Mixing class (static) methods and instance (nonstatic) methods is like mixing sheepmen and ranchers. Fortunately, C# gives you some ways around the problems between the two. To see the problem, consider this program snippet MixingStaticAndInstanceMethods:
Note
// MixingStaticAndInstanceMethods -- Mixing class (static) methods
// and instance (nonstatic) methods can cause problems.
using System;
namespace MixingStaticAndInstanceMethods
{
public class Student
{
public string _firstName;
public string _lastName;
// InitStudent -- Initialize the student object.
public void InitStudent(string firstName, string lastName)
{
_firstName = firstName;
_lastName = lastName;
}
// OutputBanner (static) -- Output the introduction.
public static void OutputBanner()
{
Console.WriteLine("Aren't we clever:");
// Console.WriteLine(? what student do we use ?); ß The problem!
}
// OutputBannerAndName (nonstatic) -- Output intro.
public void OutputBannerAndName()
{
// The class Student is implied but no this
// object is passed to the static method.
OutputBanner();
// The current Student object is passed explicitly.
OutputName(this);
}
// OutputName -- Output the student's name.
public static void OutputName(Student student)
{
// Here, the Student object is referenced explicitly.
Console.WriteLine("Student's name is {0}",
student.ToNameString());
}
// ToNameString -- Fetch the student's name.
public string ToNameString()
{
// Here, the current object is implicit --
// this could have been written:
// return this._firstName + " " + this._lastName;
return _firstName + " " + _lastName;
}
}
public class Program
{
public static void Main(string[] args)
{
Student student = new Student();
student.InitStudent("Madeleine", "Cather");
// Output the banner and name statically.
Student.OutputBanner();
Student.OutputName(student);
Console.WriteLine();// Output the banner and name again using instance.
student.OutputBannerAndName();
// Wait for user to acknowledge.
Console.WriteLine("Press Enter to terminate...");
Console.Read();
}
}
}Start at the bottom of the program with Main() so that you can better see the problems. The program begins by creating a Student object and initializing its name. The simpleton program now wants to do nothing more than output the name preceded by a short message and banner.
Main() first outputs the banner and message using the class or static method approach. The program invokes the OutputBanner() method for the banner line and the OutputName() method to output the message and the student name. The method OutputBanner() outputs a simple message to the console. Main() passes the student object as an argument to OutputName() so that it can display the student's name.

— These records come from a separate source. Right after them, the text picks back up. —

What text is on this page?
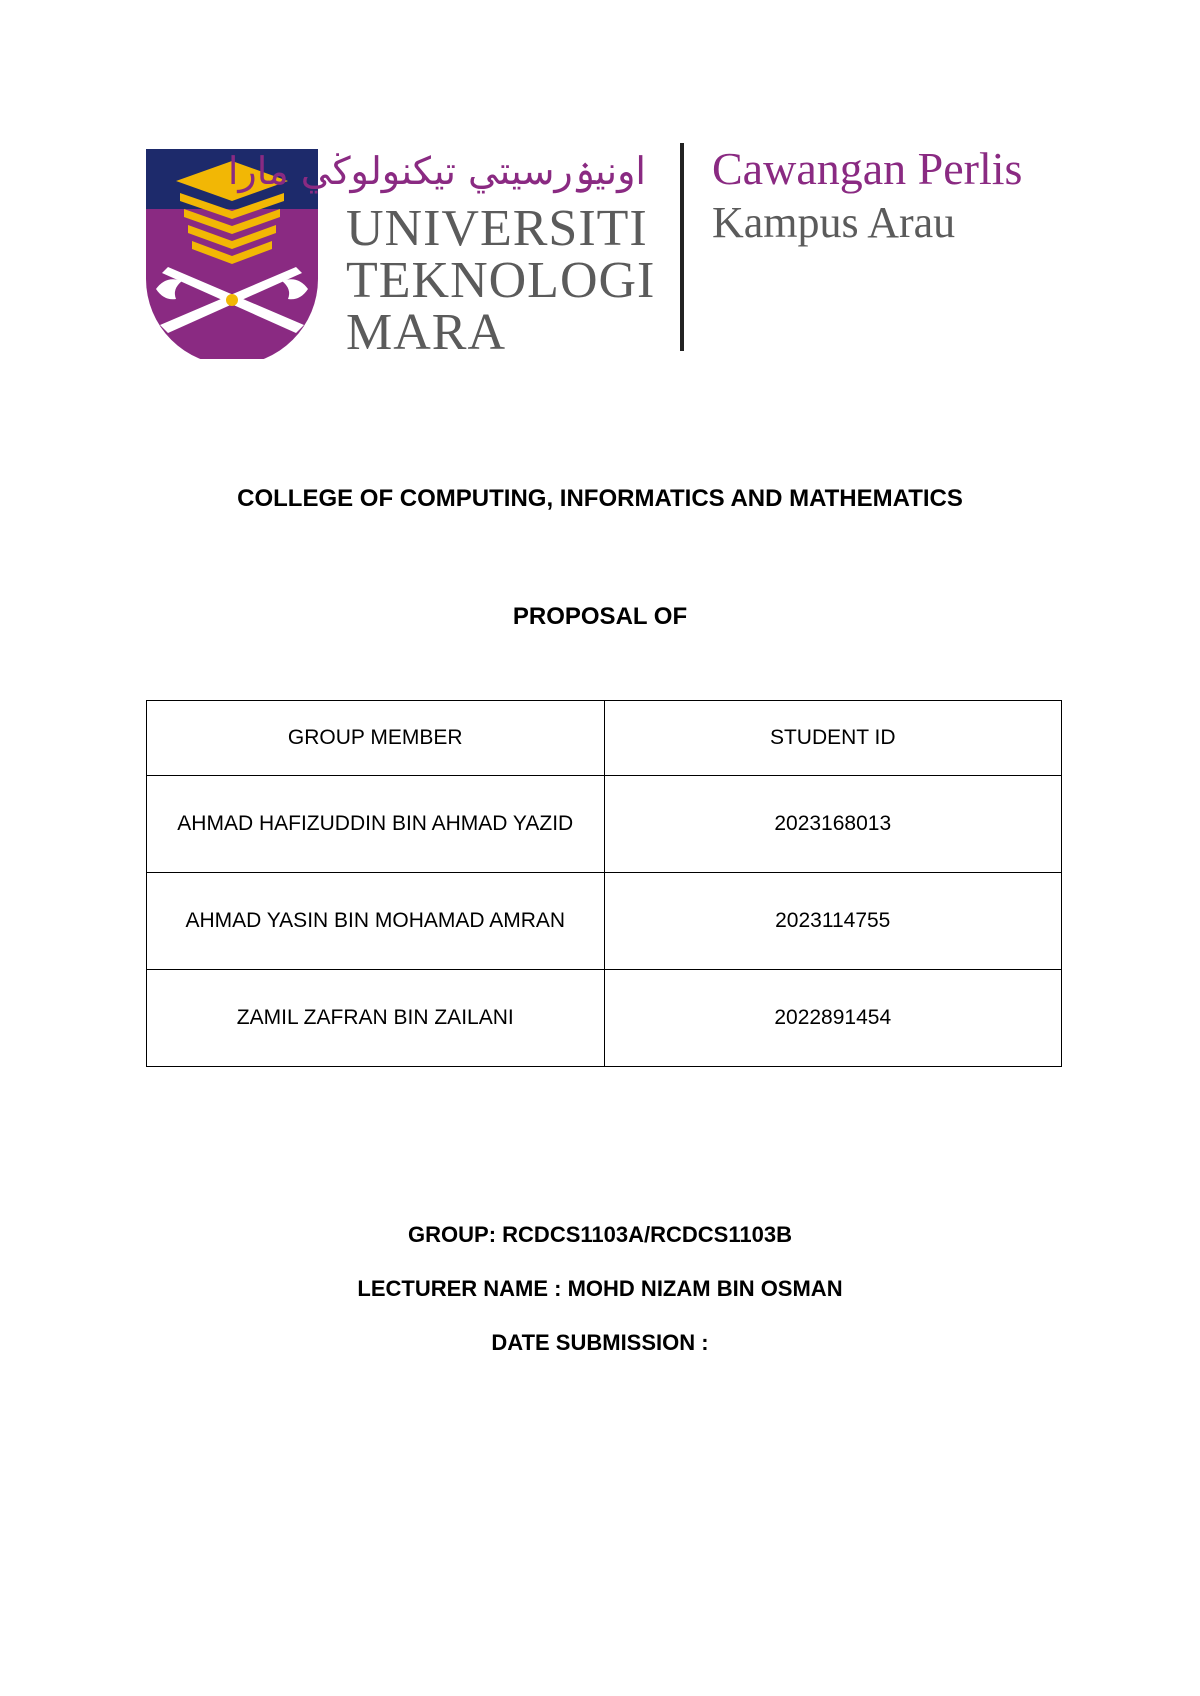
اونيۏرسيتي تيكنولوڬي مارا
UNIVERSITI
TEKNOLOGI
MARA
Cawangan Perlis
Kampus Arau
COLLEGE OF COMPUTING, INFORMATICS AND MATHEMATICS
PROPOSAL OF
GROUP MEMBER	STUDENT ID
AHMAD HAFIZUDDIN BIN AHMAD YAZID	2023168013
AHMAD YASIN BIN MOHAMAD AMRAN	2023114755
ZAMIL ZAFRAN BIN ZAILANI	2022891454
GROUP: RCDCS1103A/RCDCS1103B
LECTURER NAME : MOHD NIZAM BIN OSMAN
DATE SUBMISSION :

Next, Main() uses the instance method approach to outputting the banner and message by calling student.OutputBannerAndName().
OutputBannerAndName() first invokes the static method OutputBanner(). The class Student is assumed. No object is passed because the static OutputBanner doesn't need one. Next, OutputBannerAndName() calls the OutputName() method. OutputName() is also a static method, but it takes a Student object as its argument. OutputBannerAndName() passes this for that argument.
A more interesting case is the call to ToNameString() from within OutputName(). OutputName() is declared static and therefore has no this. It has an explicit Student object, which it uses to make the call.
The OutputBanner() method would probably like to call ToName String() as well; however, it has no Student object to use. It has no this reference because it's a static method and wasn't passed an object explicitly. Note the first boldfaced line in the sample code: The static method cannot call the instance method.
Note
A static method cannot call a nonstatic method without explicitly providing an object. No object, no call. In general, static methods cannot access any nonstatic items in the class. But nonstatic (instance) methods can access static as well as instance items: static data members and static methods.